E allora inutile mentirci: le racchette di Sabalenka e Kyrgios si incroceranno solo per il denaro che entrerà nelle rispettive tasche, oltre che in quelle degli organizzatori.
Giocare solo per vincere
Eppure, lo sport non è solo ciò che accade in campo, ma è anche metafora negli occhi di chi guarda.
Certo che i due giocano per arricchirsi, certo che ci sono modi migliori per dimostrare qualcosa. Ci sono anche modi più razionali di esorcizzare il fastidio per chi, ancora, è convinto che le donne siano tutte a sua disposizione.
Eppure, ogni punto che Sabalenka metterà a segno nel rettangolo di Kyrgios avrà il peso di un metaforico schiaffo al maschilismo tossico che lui rappresenta: quello dell’insulto alle sue ex come Anna Kalinskaya e quello della sbruffonaggine del «vinco facile, pensate veramente che debba applicarmi al 100 per cento?», anche se quest’anno ha giocato cinque partite e Sabalenka ha vinto uno Slam. Sarà la gioia tipica della più ottusa tifoseria, di certo di pancia, ma sarà una gran soddisfazione.
Con una certezza in più, che finalmente appartiene anche alle donne. A differenza di Billie Jean King, che veramente giocava per qualcosa di più grande di lei, Sabalenka può finalmente concedersi il lusso tipicamente maschile di giocare solo per vincere. Questa partita sarà solo una partita, fatta di quello che rende il tennis lo sport più crudele: il feroce agonismo individuale e la guerra mentale contro se stessi.

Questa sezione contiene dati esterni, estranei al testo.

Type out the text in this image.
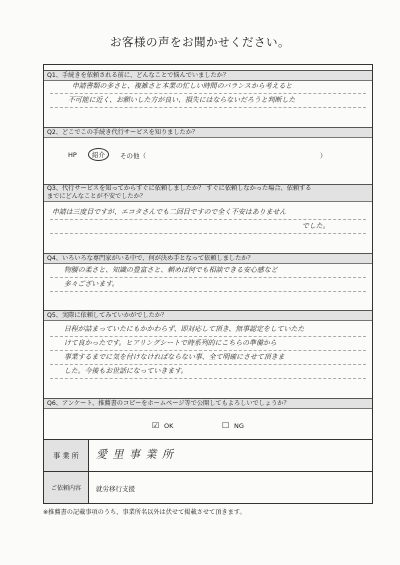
お客様の声をお聞かせください。
Q1、手続きを依頼される前に、どんなことで悩んでいましたか？
申請書類の多さと、複雑さと本業の忙しい時間のバランスから考えると
不可能に近く、お願いした方が良い、損失にはならないだろうと判断した
Q2、どこでこの手続き代行サービスを知りましたか？
HP	紹介	その他（	）
Q3、代行サービスを知ってからすぐに依頼しましたか？ すぐに依頼しなかった場合、依頼する
までにどんなことが不安でしたか？
申請は三度目ですが、エコタさんでも二回目ですので全く不安はありません
でした。
Q4、いろいろな専門家がいる中で、何が決め手となって依頼しましたか？
物腰の柔さと、知識の豊富さと、頼めば何でも相談できる安心感など
多々ございます。
Q5、実際に依頼してみていかがでしたか？
日程が詰まっていたにもかかわらず、即対応して頂き、無事認定をしていただ
けて良かったです。ヒアリングシートで時系列的にこちらの準備から
事業するまでに気を付けなければならない事、全て明確にさせて頂きま
した。今後もお世話になっていきます。
Q6、アンケート、推薦書のコピーをホームページ等で公開してもよろしいでしょうか？
☑ OK	☐ NG
事 業 所	愛 里 事 業 所
ご依頼内容	就労移行支援
※推薦書の記載事項のうち、事業所名以外は伏せて掲載させて頂きます。
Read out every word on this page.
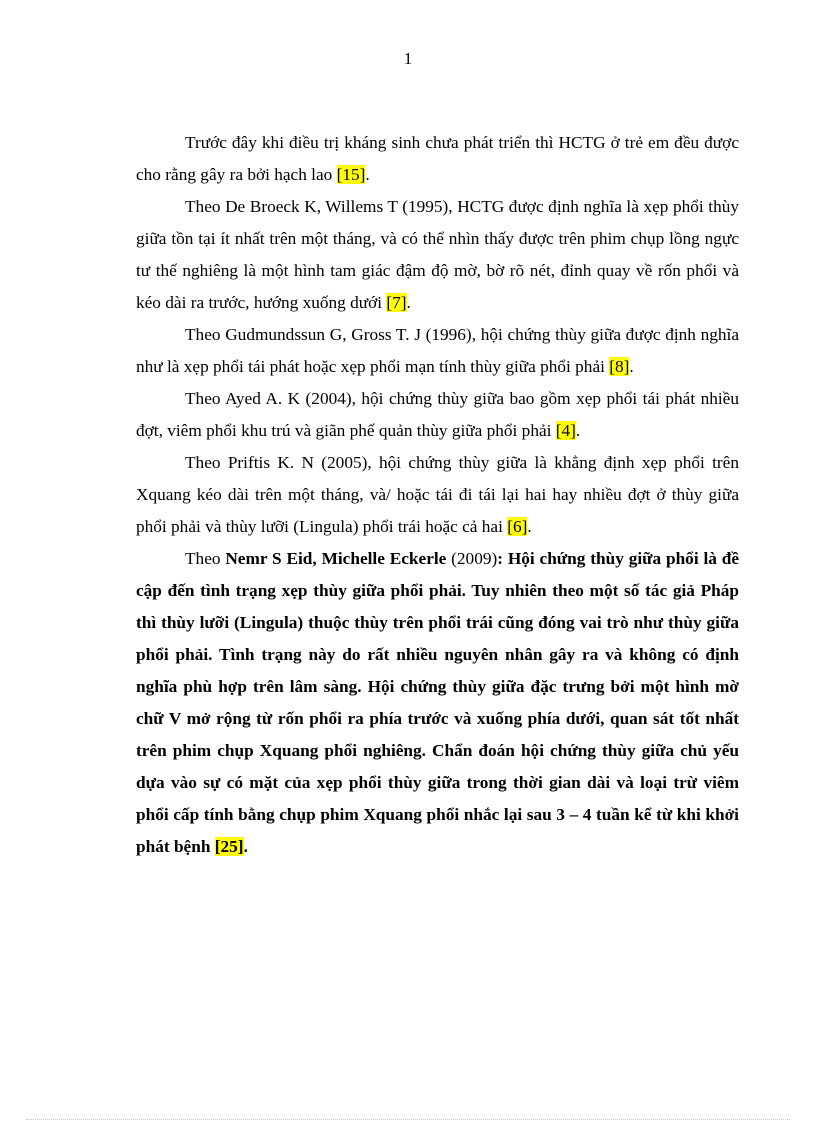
1

Trước đây khi điều trị kháng sinh chưa phát triển thì HCTG ở trẻ em đều được cho rằng gây ra bởi hạch lao [15].

Theo De Broeck K, Willems T (1995), HCTG được định nghĩa là xẹp phổi thùy giữa tồn tại ít nhất trên một tháng, và có thể nhìn thấy được trên phim chụp lồng ngực tư thế nghiêng là một hình tam giác đậm độ mờ, bờ rõ nét, đỉnh quay về rốn phổi và kéo dài ra trước, hướng xuống dưới [7].

Theo Gudmundssun G, Gross T. J (1996), hội chứng thùy giữa được định nghĩa như là xẹp phổi tái phát hoặc xẹp phổi mạn tính thùy giữa phổi phải [8].

Theo Ayed A. K (2004), hội chứng thùy giữa bao gồm xẹp phổi tái phát nhiều đợt, viêm phổi khu trú và giãn phế quản thùy giữa phổi phải [4].

Theo Priftis K. N (2005), hội chứng thùy giữa là khẳng định xẹp phổi trên Xquang kéo dài trên một tháng, và/ hoặc tái đi tái lại hai hay nhiều đợt ở thùy giữa phổi phải và thùy lưỡi (Lingula) phổi trái hoặc cả hai [6].

Theo Nemr S Eid, Michelle Eckerle (2009): Hội chứng thùy giữa phổi là đề cập đến tình trạng xẹp thùy giữa phổi phải. Tuy nhiên theo một số tác giả Pháp thì thùy lưỡi (Lingula) thuộc thùy trên phổi trái cũng đóng vai trò như thùy giữa phổi phải. Tình trạng này do rất nhiều nguyên nhân gây ra và không có định nghĩa phù hợp trên lâm sàng. Hội chứng thùy giữa đặc trưng bởi một hình mờ chữ V mở rộng từ rốn phổi ra phía trước và xuống phía dưới, quan sát tốt nhất trên phim chụp Xquang phổi nghiêng. Chẩn đoán hội chứng thùy giữa chủ yếu dựa vào sự có mặt của xẹp phổi thùy giữa trong thời gian dài và loại trừ viêm phổi cấp tính bằng chụp phim Xquang phổi nhắc lại sau 3 – 4 tuần kể từ khi khởi phát bệnh [25].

Sabalenka non avrà sulle spalle le rivendicazioni del movimento tennistico femminile, non si porta appresso alcuna sudditanza economica. Se perderà potrà starci lo sfottò, ma con la dolce consapevolezza che (solo) nella sua bacheca quest’anno sono entrati trofei veri.
Inoltre, facile previsione è che il format sarà di sicuro successo e l’anno prossimo qualche emiro organizzerà la rivincita. Questa, invece, dovrebbe diventare la vera battaglia ancora da combattere, per il tennis e per tutti gli altri sport che si abbeverano ciecamente ai pozzi milionari arabi: una battaglia trasversale, che non c’entra nulla con il genere di chi è in campo e tutto con quello di chi ha (da poco e chissà se solo pro forma) il diritto di applaudire dagli spalti. Ma questa è ancora un’altra partita.